Wednesday, November 11, 2009

>HINDALCO INDUSTRIES (EDELWEISS)

Novelis results significantly above estimates
Novelis reported adjusted EBITDA and PAT of USD 187 mn and USD 195 mn, which were much above our estimates of USD 131 mn and USD 32 mn, respectively. Novelis reported net revenues of USD 2.2 bn (in line with our estimates), down 26% Y-o-Y (up 11% Q-o-Q), largely due to 35% Y-o-Y decline in aluminium prices and 10% Y-o-Y decline in volumes.

EBITDA surpasses target of USD 250/tonne; USD 285/tonne sustainable
EBITDA/tonne showed (our estimate lower then company estimate due to different set of adjustments) marked improvement at USD 258/tonne from USD 165/tonne in Q1FY10 due to improved demand, better pricing and significant operational efficiencies during the quarter.
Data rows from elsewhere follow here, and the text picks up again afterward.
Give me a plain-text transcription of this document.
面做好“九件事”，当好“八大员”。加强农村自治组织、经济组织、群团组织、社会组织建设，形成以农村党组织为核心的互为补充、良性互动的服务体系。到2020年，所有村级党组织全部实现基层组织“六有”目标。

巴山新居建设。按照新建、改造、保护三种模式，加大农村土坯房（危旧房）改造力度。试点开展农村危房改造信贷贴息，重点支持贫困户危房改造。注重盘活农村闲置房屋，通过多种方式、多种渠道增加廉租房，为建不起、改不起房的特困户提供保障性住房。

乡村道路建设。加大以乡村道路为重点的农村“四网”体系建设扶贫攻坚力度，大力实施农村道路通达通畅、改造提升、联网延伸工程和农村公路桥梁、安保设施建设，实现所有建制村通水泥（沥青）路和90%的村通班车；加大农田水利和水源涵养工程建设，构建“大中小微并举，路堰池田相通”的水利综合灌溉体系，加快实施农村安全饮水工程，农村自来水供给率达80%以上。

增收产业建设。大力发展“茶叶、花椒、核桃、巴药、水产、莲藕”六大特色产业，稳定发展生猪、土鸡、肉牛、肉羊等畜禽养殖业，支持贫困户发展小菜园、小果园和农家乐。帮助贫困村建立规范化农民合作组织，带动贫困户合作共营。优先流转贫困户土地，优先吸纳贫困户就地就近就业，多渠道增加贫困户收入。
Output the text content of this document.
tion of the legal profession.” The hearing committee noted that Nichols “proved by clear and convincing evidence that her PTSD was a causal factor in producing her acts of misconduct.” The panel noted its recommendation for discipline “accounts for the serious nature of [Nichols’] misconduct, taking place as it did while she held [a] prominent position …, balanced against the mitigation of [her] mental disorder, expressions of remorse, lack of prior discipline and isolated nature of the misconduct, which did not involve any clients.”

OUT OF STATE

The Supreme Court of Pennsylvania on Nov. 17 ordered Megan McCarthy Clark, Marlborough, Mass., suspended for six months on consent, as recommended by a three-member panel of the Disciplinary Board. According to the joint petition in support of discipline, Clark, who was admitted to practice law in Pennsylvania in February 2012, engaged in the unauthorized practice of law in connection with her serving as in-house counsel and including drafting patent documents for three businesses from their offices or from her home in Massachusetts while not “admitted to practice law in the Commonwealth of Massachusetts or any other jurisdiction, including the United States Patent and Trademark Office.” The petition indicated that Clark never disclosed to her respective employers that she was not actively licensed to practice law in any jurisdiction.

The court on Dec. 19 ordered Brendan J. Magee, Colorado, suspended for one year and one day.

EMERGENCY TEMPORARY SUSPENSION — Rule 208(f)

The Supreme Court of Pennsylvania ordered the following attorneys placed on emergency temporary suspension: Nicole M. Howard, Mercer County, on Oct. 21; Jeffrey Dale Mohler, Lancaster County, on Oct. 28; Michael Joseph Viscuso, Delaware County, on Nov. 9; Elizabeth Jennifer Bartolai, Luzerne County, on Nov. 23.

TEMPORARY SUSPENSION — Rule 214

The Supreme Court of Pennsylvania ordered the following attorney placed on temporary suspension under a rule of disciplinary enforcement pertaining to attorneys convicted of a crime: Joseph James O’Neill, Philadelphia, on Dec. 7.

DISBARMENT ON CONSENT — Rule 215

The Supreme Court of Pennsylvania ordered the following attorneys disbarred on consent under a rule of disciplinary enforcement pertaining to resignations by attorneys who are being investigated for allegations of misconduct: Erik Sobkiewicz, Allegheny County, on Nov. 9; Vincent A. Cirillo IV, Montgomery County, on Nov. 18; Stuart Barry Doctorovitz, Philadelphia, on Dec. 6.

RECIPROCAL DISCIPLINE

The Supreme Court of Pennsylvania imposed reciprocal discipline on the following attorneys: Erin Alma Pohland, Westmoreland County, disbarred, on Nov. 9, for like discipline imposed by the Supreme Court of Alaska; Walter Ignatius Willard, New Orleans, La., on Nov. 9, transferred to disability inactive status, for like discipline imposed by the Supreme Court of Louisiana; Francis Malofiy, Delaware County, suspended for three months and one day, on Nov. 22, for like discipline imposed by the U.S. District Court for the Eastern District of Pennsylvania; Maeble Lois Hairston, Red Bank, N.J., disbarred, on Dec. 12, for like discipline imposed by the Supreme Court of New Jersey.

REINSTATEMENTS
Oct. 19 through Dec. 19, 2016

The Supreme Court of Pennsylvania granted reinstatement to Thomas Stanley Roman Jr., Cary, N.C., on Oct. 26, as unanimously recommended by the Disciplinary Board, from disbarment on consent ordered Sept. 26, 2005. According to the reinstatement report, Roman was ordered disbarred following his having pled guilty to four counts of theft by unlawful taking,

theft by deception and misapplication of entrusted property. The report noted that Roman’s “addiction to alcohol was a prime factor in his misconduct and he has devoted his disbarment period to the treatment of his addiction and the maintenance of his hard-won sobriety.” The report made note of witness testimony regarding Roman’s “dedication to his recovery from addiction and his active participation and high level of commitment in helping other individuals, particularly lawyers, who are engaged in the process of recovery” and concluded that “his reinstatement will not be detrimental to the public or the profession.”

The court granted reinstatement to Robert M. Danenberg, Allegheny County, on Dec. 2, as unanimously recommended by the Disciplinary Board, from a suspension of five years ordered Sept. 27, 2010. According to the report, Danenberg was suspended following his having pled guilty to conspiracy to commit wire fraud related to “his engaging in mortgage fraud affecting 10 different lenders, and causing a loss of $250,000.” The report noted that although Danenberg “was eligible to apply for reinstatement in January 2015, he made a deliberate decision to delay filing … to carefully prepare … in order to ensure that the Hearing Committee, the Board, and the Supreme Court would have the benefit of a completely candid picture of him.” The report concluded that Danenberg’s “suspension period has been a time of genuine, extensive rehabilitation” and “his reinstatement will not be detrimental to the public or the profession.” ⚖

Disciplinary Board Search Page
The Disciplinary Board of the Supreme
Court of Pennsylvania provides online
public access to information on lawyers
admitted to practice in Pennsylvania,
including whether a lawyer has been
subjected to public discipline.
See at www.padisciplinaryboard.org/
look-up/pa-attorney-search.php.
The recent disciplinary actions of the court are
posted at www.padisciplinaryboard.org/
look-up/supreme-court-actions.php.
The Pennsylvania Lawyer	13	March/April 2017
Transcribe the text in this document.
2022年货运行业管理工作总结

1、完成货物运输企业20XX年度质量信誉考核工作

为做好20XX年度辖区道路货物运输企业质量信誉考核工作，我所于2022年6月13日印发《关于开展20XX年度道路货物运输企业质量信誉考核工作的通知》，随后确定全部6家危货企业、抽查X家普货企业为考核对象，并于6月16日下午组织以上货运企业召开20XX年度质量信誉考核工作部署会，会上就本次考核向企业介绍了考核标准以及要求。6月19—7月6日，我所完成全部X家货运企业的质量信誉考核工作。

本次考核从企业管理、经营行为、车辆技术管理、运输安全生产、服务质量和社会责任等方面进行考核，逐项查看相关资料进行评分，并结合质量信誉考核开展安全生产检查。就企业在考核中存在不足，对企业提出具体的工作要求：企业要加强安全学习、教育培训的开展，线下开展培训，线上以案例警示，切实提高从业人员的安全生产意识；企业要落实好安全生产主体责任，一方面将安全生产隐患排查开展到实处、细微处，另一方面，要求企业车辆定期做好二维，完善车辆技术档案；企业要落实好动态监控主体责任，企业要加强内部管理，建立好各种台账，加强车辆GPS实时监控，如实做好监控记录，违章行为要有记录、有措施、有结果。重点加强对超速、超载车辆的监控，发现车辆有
It was better than our estimates and the company’s guidance. Management has guided that an EBITDA of USD 285/tonne is sustainable going forward.

Focus on cost efficiencies: 70% target achieved
Novelis has achieved operational efficiencies and cost reductions across regions. It has managed to reduce conversion costs by cutting down costs in labor, energy, alloys etc. On a run-rate basis, it has already achieved cost savings of USD 100 mn against target of USD 140 mn by Q2FY11 (on run-rate basis). Though current incremental savings may look moderate, Novelis continues to identify further areas for cost reductions in manufacturing and procurement.

Derivative losses of FY09 continue to be reversed
In FY09, with the collapse in LME prices, Novelis recorded MTM losses on its aluminium derivatives. For instance, the company recorded total unrealised losses of USD 684 mn in Q2FY09 and Q3FY09. However, this has no underlying business issue since this will eventually be offset by higher revenues from customers. In FY10, as aluminium prices are recovering and normalcy is returning, these losses are getting reversed. In H1FY10, the company has recorded unrealised gains of USD 553 mn and net gains of USD 152 mn.

Outlook and valuations: Strong turnaround; maintain ‘BUY’
We are encouraged by the recent multi-year contracts signed by Novelis and the price increases of USD 45/tonne which are sticking. We continue to be positive on aluminium and the results of Novelis show that demand and pricing power are returning to the industry. We are retaining our FY10 EBITDA estimate and FY11E consolidated EBITDA estimates based on H1FY10 actuals. Considering the much higher–than-expected unrealised derivative gains in H1FY10 in Novelis, we are revising up our FY10 PAT for Novelis. Our revised consolidated EPS estimate for FY10 is up at INR 16.8 from INR 9.7 earlier. We, however, keep our FY11 EPS unchanged at INR 14.8 considering that derivative gains are one-off.

Based on FY11E EV/EBITDA (6.5x for India aluminium business and 5.5x for Novelis), our fair value works out to INR 169/share. We maintain ‘BUY’ recommendation on the stock, and rate it ‘Sector Outperformer’ on relative return basis.